Sansera Engineering Limited has released its financial results for the quarter and year ended March 31, 2026. The company reported strong performance, leading the Board to recommend a final dividend of Rs. 4/- per equity share (200%). Furthermore, the company announced the strategic appointment of three new Non-Executive Independent Directors to its Board, strengthening its corporate governance as it looks ahead to 2031.

Fiscal Year 2026 Financial Highlights

Sansera Engineering demonstrated robust growth for the fiscal year ended March 31, 2026. The standalone annual revenue from operations reached Rs. 30,981.70 million, while the consolidated revenue for the same period stood at Rs. 34,979.17 million. The company maintained strong profitability, with a consolidated net profit of Rs. 3,268.60 million for the year. The statutory auditors, Deloitte Haskins & Sells, have issued an unmodified opinion on these financial results.

Dividend Declaration

Reflecting its commitment to delivering value to shareholders, the Board of Directors has recommended a final dividend of Rs. 4/- per equity share, having a face value of Rs. 2/- each. This payout represents a 200% dividend for the financial year 2025-26. The dividend is subject to approval by the company’s members at the upcoming Annual General Meeting.

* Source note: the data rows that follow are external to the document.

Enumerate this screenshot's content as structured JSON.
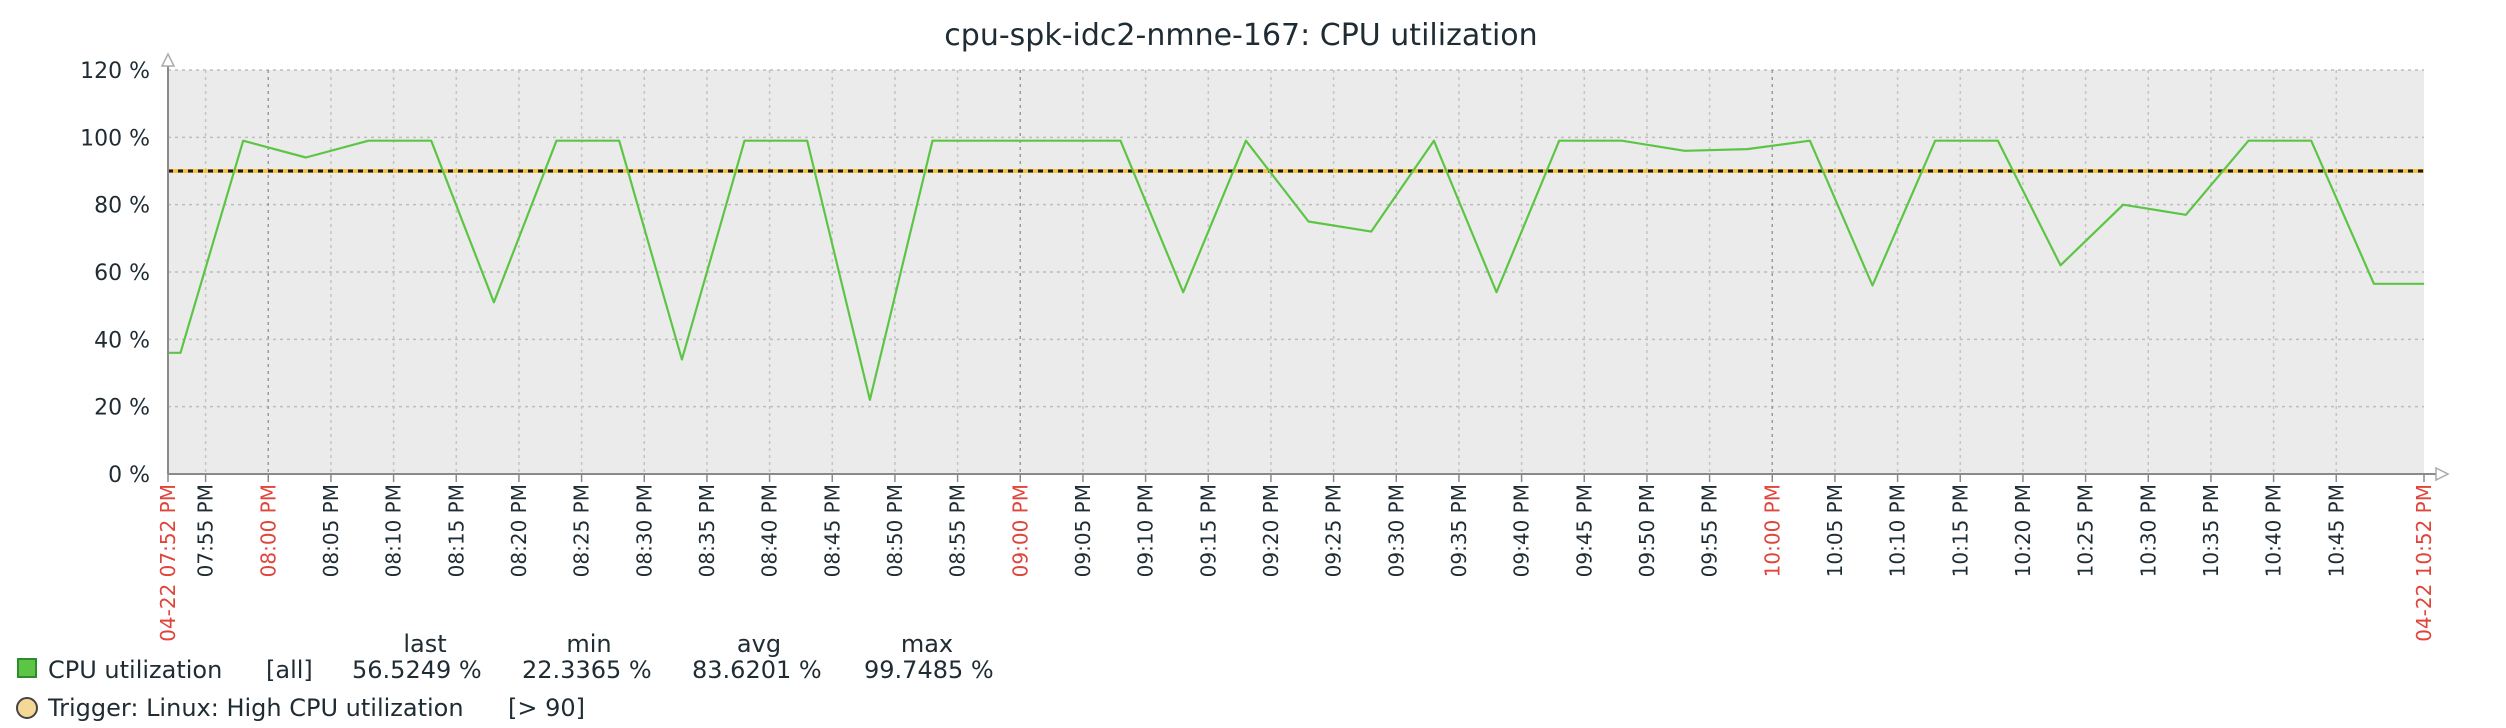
{
  "chart_data": {
    "type": "line",
    "title": "cpu-spk-idc2-nmne-167: CPU utilization",
    "y_unit": "%",
    "ylim": [
      0,
      120
    ],
    "y_ticks": [
      "120 %",
      "100 %",
      "80 %",
      "60 %",
      "40 %",
      "20 %",
      "0 %"
    ],
    "y_tick_values": [
      120,
      100,
      80,
      60,
      40,
      20,
      0
    ],
    "x_range": [
      "2024-04-22 19:52",
      "2024-04-22 22:52"
    ],
    "x_ticks": [
      {
        "label": "04-22 07:52 PM",
        "minute": 0,
        "highlight": true
      },
      {
        "label": "07:55 PM",
        "minute": 3,
        "highlight": false
      },
      {
        "label": "08:00 PM",
        "minute": 8,
        "highlight": true
      },
      {
        "label": "08:05 PM",
        "minute": 13,
        "highlight": false
      },
      {
        "label": "08:10 PM",
        "minute": 18,
        "highlight": false
      },
      {
        "label": "08:15 PM",
        "minute": 23,
        "highlight": false
      },
      {
        "label": "08:20 PM",
        "minute": 28,
        "highlight": false
      },
      {
        "label": "08:25 PM",
        "minute": 33,
        "highlight": false
      },
      {
        "label": "08:30 PM",
        "minute": 38,
        "highlight": false
      },
      {
        "label": "08:35 PM",
        "minute": 43,
        "highlight": false
      },
      {
        "label": "08:40 PM",
        "minute": 48,
        "highlight": false
      },
      {
        "label": "08:45 PM",
        "minute": 53,
        "highlight": false
      },
      {
        "label": "08:50 PM",
        "minute": 58,
        "highlight": false
      },
      {
        "label": "08:55 PM",
        "minute": 63,
        "highlight": false
      },
      {
        "label": "09:00 PM",
        "minute": 68,
        "highlight": true
      },
      {
        "label": "09:05 PM",
        "minute": 73,
        "highlight": false
      },
      {
        "label": "09:10 PM",
        "minute": 78,
        "highlight": false
      },
      {
        "label": "09:15 PM",
        "minute": 83,
        "highlight": false
      },
      {
        "label": "09:20 PM",
        "minute": 88,
        "highlight": false
      },
      {
        "label": "09:25 PM",
        "minute": 93,
        "highlight": false
      },
      {
        "label": "09:30 PM",
        "minute": 98,
        "highlight": false
      },
      {
        "label": "09:35 PM",
        "minute": 103,
        "highlight": false
      },
      {
        "label": "09:40 PM",
        "minute": 108,
        "highlight": false
      },
      {
        "label": "09:45 PM",
        "minute": 113,
        "highlight": false
      },
      {
        "label": "09:50 PM",
        "minute": 118,
        "highlight": false
      },
      {
        "label": "09:55 PM",
        "minute": 123,
        "highlight": false
      },
      {
        "label": "10:00 PM",
        "minute": 128,
        "highlight": true
      },
      {
        "label": "10:05 PM",
        "minute": 133,
        "highlight": false
      },
      {
        "label": "10:10 PM",
        "minute": 138,
        "highlight": false
      },
      {
        "label": "10:15 PM",
        "minute": 143,
        "highlight": false
      },
      {
        "label": "10:20 PM",
        "minute": 148,
        "highlight": false
      },
      {
        "label": "10:25 PM",
        "minute": 153,
        "highlight": false
      },
      {
        "label": "10:30 PM",
        "minute": 158,
        "highlight": false
      },
      {
        "label": "10:35 PM",
        "minute": 163,
        "highlight": false
      },
      {
        "label": "10:40 PM",
        "minute": 168,
        "highlight": false
      },
      {
        "label": "10:45 PM",
        "minute": 173,
        "highlight": false
      },
      {
        "label": "04-22 10:52 PM",
        "minute": 180,
        "highlight": true
      }
    ],
    "series": [
      {
        "name": "CPU utilization",
        "color": "#5cc545",
        "points": [
          {
            "t": "07:52 PM",
            "y": 36
          },
          {
            "t": "07:53 PM",
            "y": 36
          },
          {
            "t": "07:58 PM",
            "y": 99
          },
          {
            "t": "08:03 PM",
            "y": 94
          },
          {
            "t": "08:08 PM",
            "y": 99
          },
          {
            "t": "08:13 PM",
            "y": 99
          },
          {
            "t": "08:18 PM",
            "y": 51
          },
          {
            "t": "08:23 PM",
            "y": 99
          },
          {
            "t": "08:28 PM",
            "y": 99
          },
          {
            "t": "08:33 PM",
            "y": 34
          },
          {
            "t": "08:38 PM",
            "y": 99
          },
          {
            "t": "08:43 PM",
            "y": 99
          },
          {
            "t": "08:48 PM",
            "y": 22
          },
          {
            "t": "08:53 PM",
            "y": 99
          },
          {
            "t": "08:58 PM",
            "y": 99
          },
          {
            "t": "09:03 PM",
            "y": 99
          },
          {
            "t": "09:08 PM",
            "y": 99
          },
          {
            "t": "09:13 PM",
            "y": 54
          },
          {
            "t": "09:18 PM",
            "y": 99
          },
          {
            "t": "09:23 PM",
            "y": 75
          },
          {
            "t": "09:28 PM",
            "y": 72
          },
          {
            "t": "09:33 PM",
            "y": 99
          },
          {
            "t": "09:38 PM",
            "y": 54
          },
          {
            "t": "09:43 PM",
            "y": 99
          },
          {
            "t": "09:48 PM",
            "y": 99
          },
          {
            "t": "09:53 PM",
            "y": 96
          },
          {
            "t": "09:58 PM",
            "y": 96.5
          },
          {
            "t": "10:03 PM",
            "y": 99
          },
          {
            "t": "10:08 PM",
            "y": 56
          },
          {
            "t": "10:13 PM",
            "y": 99
          },
          {
            "t": "10:18 PM",
            "y": 99
          },
          {
            "t": "10:23 PM",
            "y": 62
          },
          {
            "t": "10:28 PM",
            "y": 80
          },
          {
            "t": "10:33 PM",
            "y": 77
          },
          {
            "t": "10:38 PM",
            "y": 99
          },
          {
            "t": "10:43 PM",
            "y": 99
          },
          {
            "t": "10:48 PM",
            "y": 56.5
          },
          {
            "t": "10:52 PM",
            "y": 56.5
          }
        ]
      }
    ],
    "trigger": {
      "y": 90,
      "color": "#f6c342"
    },
    "grid": true
  },
  "legend": {
    "headers": [
      "last",
      "min",
      "avg",
      "max"
    ],
    "rows": [
      {
        "name": "CPU utilization",
        "func": "[all]",
        "last": "56.5249 %",
        "min": "22.3365 %",
        "avg": "83.6201 %",
        "max": "99.7485 %",
        "color": "#5cc545"
      }
    ],
    "trigger": {
      "label": "Trigger: Linux: High CPU utilization",
      "condition": "[> 90]"
    }
  }
}
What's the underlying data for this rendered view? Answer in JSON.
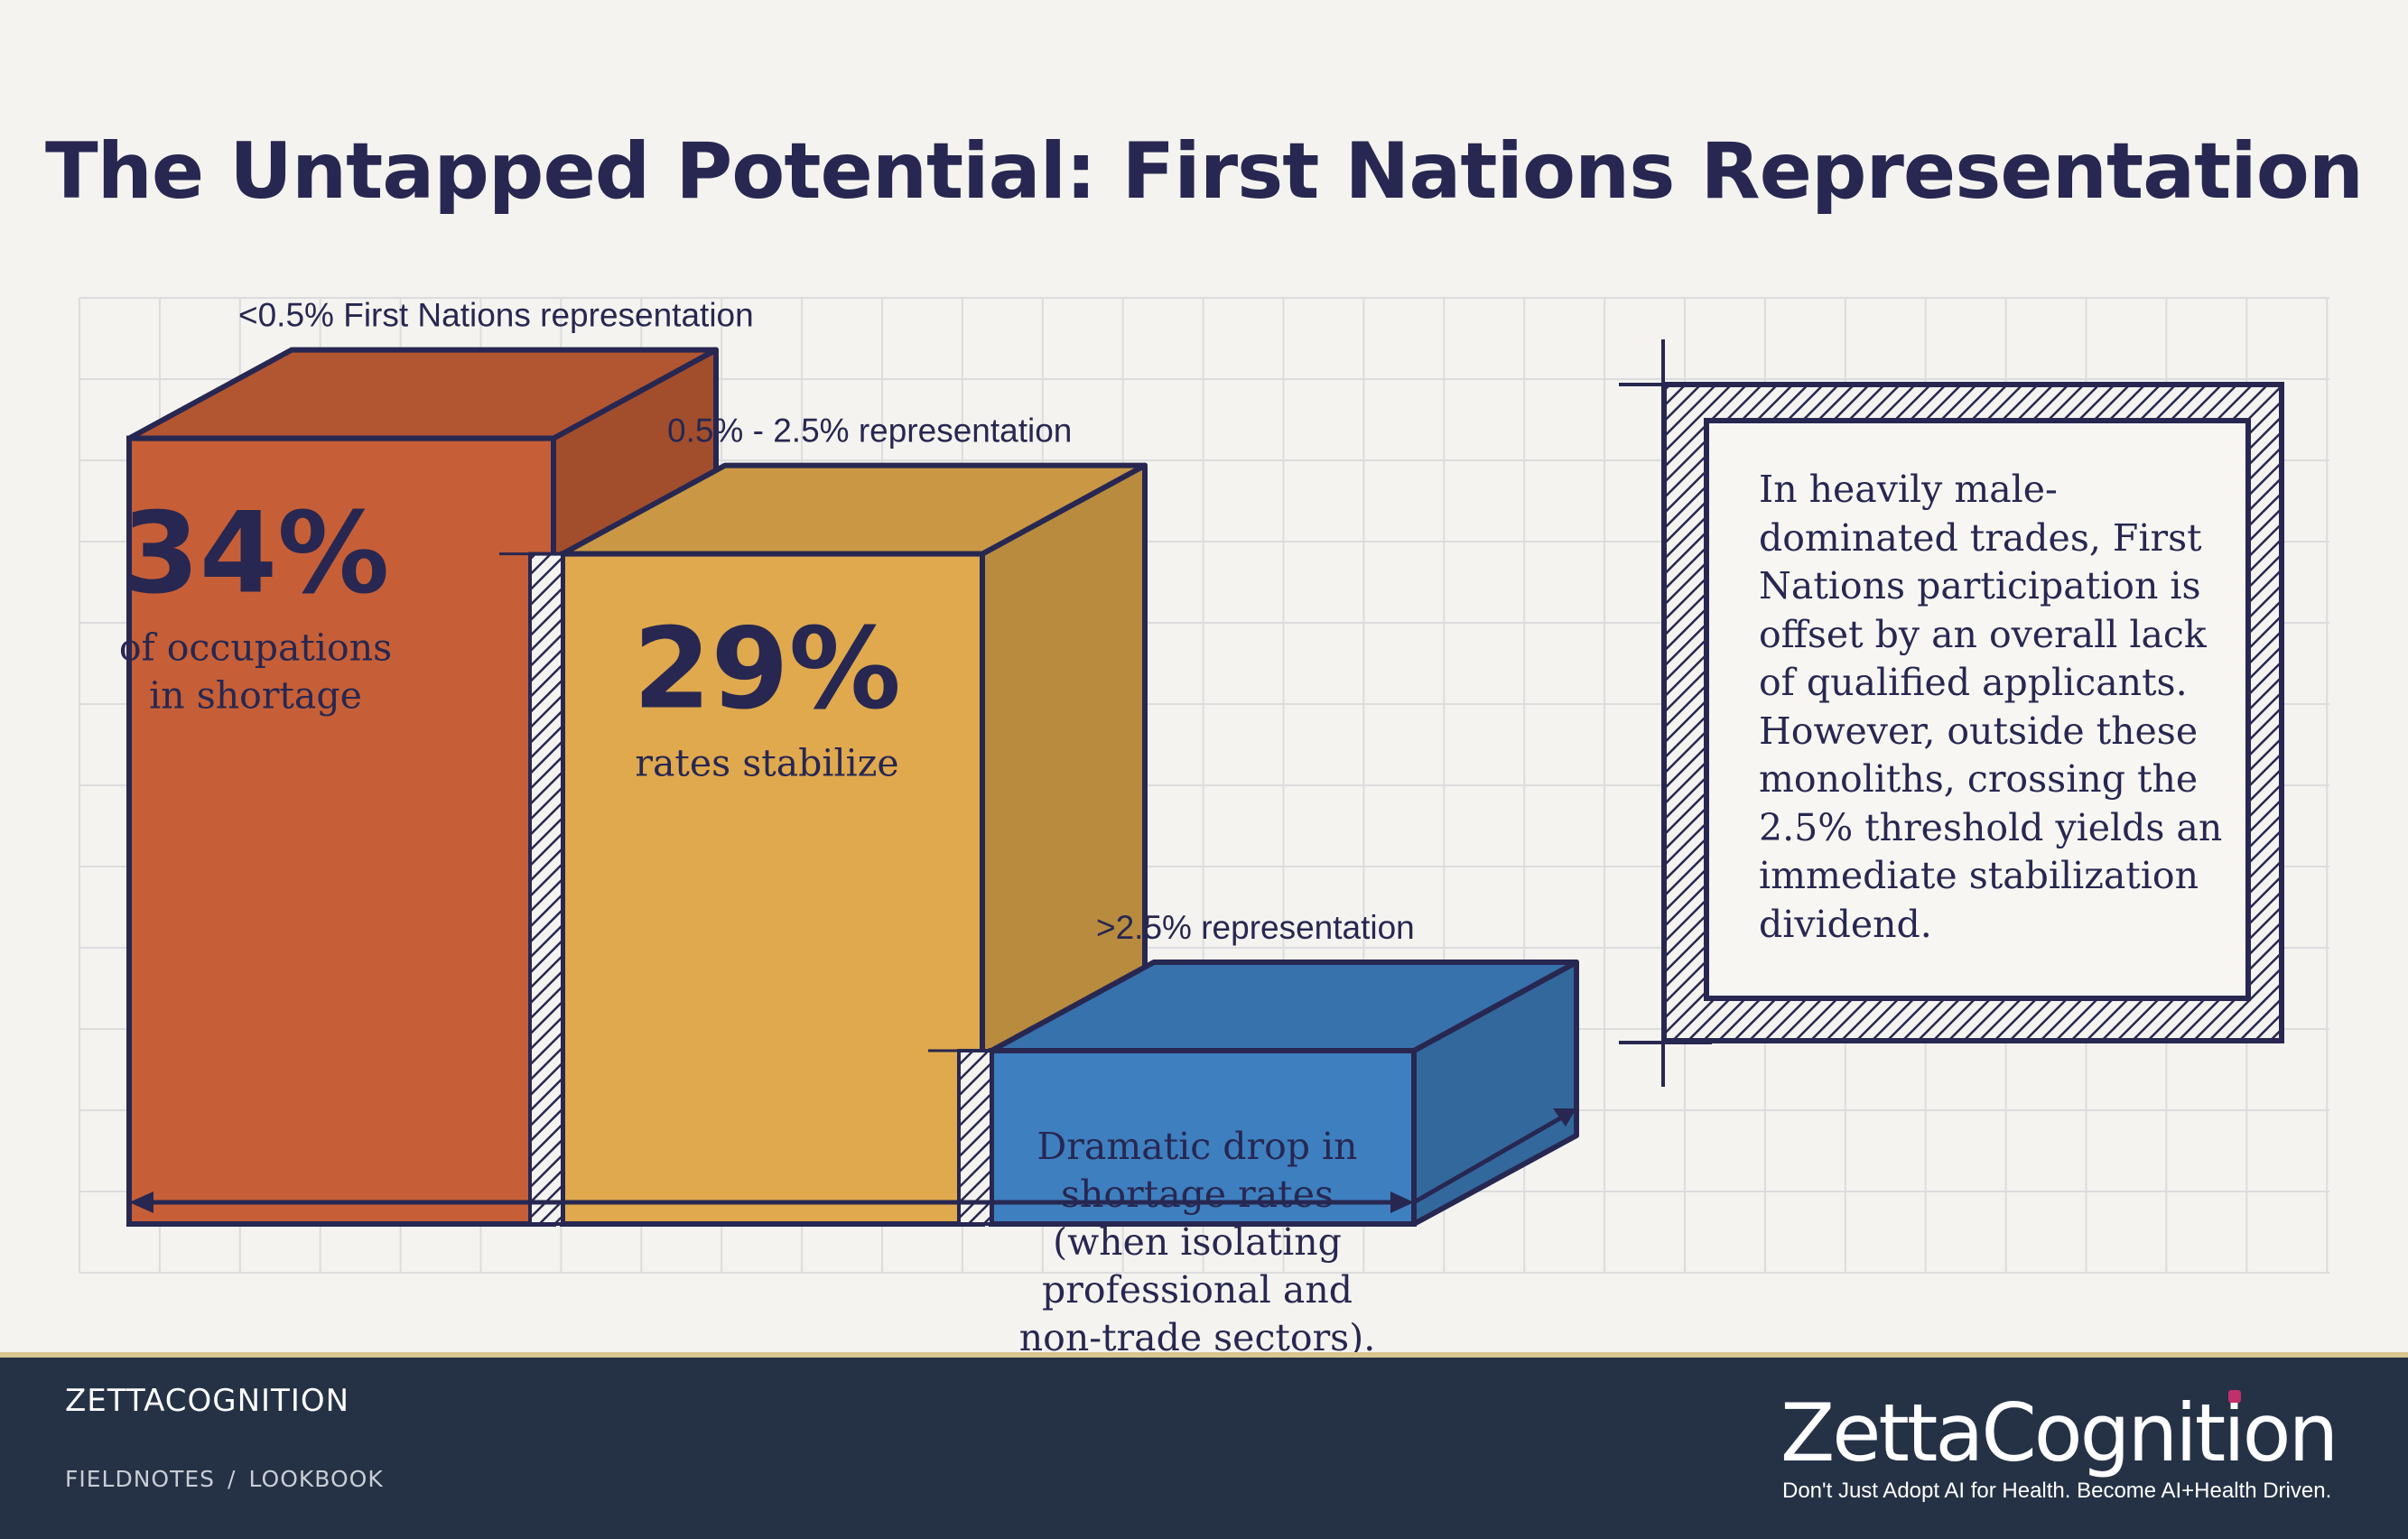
{
  "title": "The Untapped Potential: First Nations Representation",
  "chart_data": {
    "type": "bar",
    "categories": [
      "<0.5% First Nations representation",
      "0.5% - 2.5% representation",
      ">2.5% representation"
    ],
    "values": [
      34,
      29,
      null
    ],
    "value_labels": [
      "34%",
      "29%",
      ""
    ],
    "descriptions": [
      [
        "of occupations",
        "in shortage"
      ],
      [
        "rates stabilize"
      ],
      [
        "Dramatic drop in",
        "shortage rates",
        "(when isolating",
        "professional and",
        "non-trade sectors)."
      ]
    ],
    "colors": [
      "#c65f37",
      "#e0a94d",
      "#3e7fbf"
    ],
    "ylim": [
      0,
      40
    ],
    "grid": true
  },
  "callout": {
    "text": "In heavily male-dominated trades, First Nations participation is offset by an overall lack of qualified applicants. However, outside these monoliths, crossing the 2.5% threshold yields an immediate stabilization dividend."
  },
  "footer": {
    "brand": "ZETTACOGNITION",
    "breadcrumb": [
      "FIELDNOTES",
      "LOOKBOOK"
    ],
    "breadcrumb_separator": "/",
    "logo": "ZettaCognition",
    "tagline": "Don't Just Adopt AI for Health. Become AI+Health Driven."
  }
}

Strategic Board Expansions

In a move to enhance its leadership structure, Sansera Engineering has appointed three new Non-Executive Independent Directors, effective May 20, 2026, each for a five-year term ending May 19, 2031:

  • Ms. Radhika Govind Rajan: Brings over 40 years of expertise in financial markets and strategic advisory.
  • Mr. Deepak Keshav Ghaisas: A distinguished entrepreneur with deep experience in the technology, biotech, and venture capital sectors.
  • Mr. Venkataram Mamillapalle: An automotive industry veteran, formerly the CEO & Managing Director of Renault India, bringing extensive global procurement and operational expertise.

These appointments are subject to the approval of shareholders through a postal ballot process.